At first I had been relieved just to be alive and out of Five Page Mill Square, but I was beginning to wonder if I had simply been helped out of the frying pan and into something a little warmer. Not to mention that my groin and my head still ached so miserably from Eligor kicking me that it felt like the best possible solution would be separating the two wounded areas as far as possible, by decapitation. I banged on the door and demanded a lawyer or a telephone call (of course they’d confiscated my phone) but was thoroughly ignored.
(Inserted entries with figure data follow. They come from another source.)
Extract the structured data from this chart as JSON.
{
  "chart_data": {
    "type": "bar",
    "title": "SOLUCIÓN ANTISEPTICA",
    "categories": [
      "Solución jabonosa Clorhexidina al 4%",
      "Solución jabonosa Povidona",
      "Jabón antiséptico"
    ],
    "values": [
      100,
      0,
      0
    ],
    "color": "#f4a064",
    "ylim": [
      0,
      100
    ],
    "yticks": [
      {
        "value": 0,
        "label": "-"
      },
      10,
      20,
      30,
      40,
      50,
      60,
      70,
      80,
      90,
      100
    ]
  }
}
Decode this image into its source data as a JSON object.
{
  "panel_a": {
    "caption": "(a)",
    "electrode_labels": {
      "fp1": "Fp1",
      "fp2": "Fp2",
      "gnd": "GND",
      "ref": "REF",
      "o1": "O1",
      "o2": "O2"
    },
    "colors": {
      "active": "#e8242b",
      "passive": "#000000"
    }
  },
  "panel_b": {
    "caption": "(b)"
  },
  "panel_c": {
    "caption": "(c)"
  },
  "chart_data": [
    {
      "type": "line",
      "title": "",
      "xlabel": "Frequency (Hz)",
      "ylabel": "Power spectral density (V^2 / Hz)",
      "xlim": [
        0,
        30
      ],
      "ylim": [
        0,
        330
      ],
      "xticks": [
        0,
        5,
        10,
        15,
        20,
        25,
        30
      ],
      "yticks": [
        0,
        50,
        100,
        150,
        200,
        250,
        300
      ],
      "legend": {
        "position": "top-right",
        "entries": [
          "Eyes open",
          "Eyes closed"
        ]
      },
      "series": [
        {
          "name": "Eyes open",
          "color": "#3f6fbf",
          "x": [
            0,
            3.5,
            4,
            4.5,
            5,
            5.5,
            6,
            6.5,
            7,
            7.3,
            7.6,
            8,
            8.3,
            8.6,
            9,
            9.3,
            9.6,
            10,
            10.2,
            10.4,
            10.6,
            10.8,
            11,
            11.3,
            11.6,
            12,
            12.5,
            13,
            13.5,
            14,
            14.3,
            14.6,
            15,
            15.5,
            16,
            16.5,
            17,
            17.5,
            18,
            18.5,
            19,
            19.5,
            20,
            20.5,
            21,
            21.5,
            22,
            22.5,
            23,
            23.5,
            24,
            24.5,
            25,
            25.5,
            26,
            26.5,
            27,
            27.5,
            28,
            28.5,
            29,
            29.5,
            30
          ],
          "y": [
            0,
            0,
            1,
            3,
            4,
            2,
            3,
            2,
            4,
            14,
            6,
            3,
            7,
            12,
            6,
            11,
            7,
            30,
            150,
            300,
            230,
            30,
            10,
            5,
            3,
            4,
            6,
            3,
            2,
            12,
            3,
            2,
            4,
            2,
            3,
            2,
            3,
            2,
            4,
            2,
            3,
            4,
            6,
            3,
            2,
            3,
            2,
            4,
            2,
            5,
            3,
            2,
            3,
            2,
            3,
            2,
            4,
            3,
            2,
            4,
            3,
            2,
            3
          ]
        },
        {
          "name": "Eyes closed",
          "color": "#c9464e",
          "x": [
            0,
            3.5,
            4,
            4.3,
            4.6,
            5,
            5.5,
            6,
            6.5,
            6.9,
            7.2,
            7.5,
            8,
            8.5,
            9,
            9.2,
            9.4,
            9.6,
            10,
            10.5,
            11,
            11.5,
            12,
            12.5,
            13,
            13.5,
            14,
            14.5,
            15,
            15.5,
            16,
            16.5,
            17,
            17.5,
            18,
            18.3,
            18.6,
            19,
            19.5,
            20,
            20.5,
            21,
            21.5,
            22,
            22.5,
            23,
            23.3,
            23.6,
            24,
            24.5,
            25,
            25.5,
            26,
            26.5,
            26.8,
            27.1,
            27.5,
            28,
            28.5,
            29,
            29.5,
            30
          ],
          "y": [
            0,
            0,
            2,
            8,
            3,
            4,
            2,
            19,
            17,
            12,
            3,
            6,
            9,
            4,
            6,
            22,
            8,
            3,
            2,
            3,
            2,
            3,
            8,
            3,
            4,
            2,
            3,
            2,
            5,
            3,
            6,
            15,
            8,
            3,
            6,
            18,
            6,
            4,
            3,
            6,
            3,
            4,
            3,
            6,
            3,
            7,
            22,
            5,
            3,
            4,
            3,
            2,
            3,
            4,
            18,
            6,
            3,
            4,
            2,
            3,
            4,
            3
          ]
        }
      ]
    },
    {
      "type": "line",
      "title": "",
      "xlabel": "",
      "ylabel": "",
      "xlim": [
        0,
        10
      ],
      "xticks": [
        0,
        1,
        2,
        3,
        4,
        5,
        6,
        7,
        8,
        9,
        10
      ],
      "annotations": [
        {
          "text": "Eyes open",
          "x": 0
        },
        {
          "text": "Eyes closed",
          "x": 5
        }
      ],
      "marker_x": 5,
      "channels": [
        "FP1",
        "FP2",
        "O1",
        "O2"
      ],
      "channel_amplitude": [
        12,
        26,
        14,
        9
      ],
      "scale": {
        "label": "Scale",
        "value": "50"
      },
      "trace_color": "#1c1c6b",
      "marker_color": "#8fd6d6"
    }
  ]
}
At last, just when I was imagining they’d have to feed me something soon and wondering if I could hold it down, a quartet of cops in full riot gear came in to get me. Somebody had apparently decided I was dangerous, which was precisely why I went with them like the sweetest lamb you ever saw. Never do anything expected is my motto, especially when you don’t know how much trouble you’re in, which I didn’t, except I knew there was a lot of it. Eligor, one of the Opposition’s major beasts, thought I’d been stealing from him, and somebody with even more clout than Eligor had just had me arrested. Oh, and in case I didn’t explain earlier, those Zippers we angels use don’t lead anywhere except out of normal time., so you’re still in the same place. I wasn’t getting out of jail that way.

The cops led me across the facility to a part I’d never seen before. (Yes, I’ve been in the Hall of Justice a time or two. “None of your business” is the next answer.) It was an interrogation room, but although there was a single heavy steel table bolted to the floor in the center, there were no two-way mirrors for observation, nor, in fact, anything on the walls at all except an old poster about how to perform CPR. The walls themselves were chipped and pitted, the paint scraped away in spots by what might have been fingernails, which didn’t bear much thinking about. I decided a few off-the-record interrogations might have taken place there back in the day, or maybe even earlier that week, and my stomach began to curl up into a hard knot. I was wordlessly directed to a folding chair on one side of the metal table, then the cops retired to the back wall, inscrutable as robots in their plexiglas face masks and helmets, and for about three or four minutes we all just waited in silence. I spent the time imagining impressive ways to escape, but I knew that none of them would work. I’m pretty tough but I’m not going to beat four cops with body-armor, tasers, and batons if they’ve had any training, especially not after the punishing way Kenny Vald and the ghallu had knocked me around recently.

Suddenly the door opened and the cops all straightened a bit, although they had been pretty much at attention already. The tall, dark-haired woman who walked in was not someone I immediately recognized, though she had one of those semi-familiar faces I felt I ought to know. She was maybe in her early fifties, wore a very boring, very serious dark business suit, and had a handsome, intelligent face with a strong nose.

“Robert Dollar?” she asked, looking down at a sheaf of papers in her hand, then up at me, as if I was different than what she’d expected.

“Yes, ma’am,” I said. “At your service.”

“Spare me anything cute, Mr. Dollar.” She slid into the chair across from me, then handed me a package of wet wipes. “Clean yourself up. I’m Congresswoman Jennifer Taccone. And you are a lucky man.”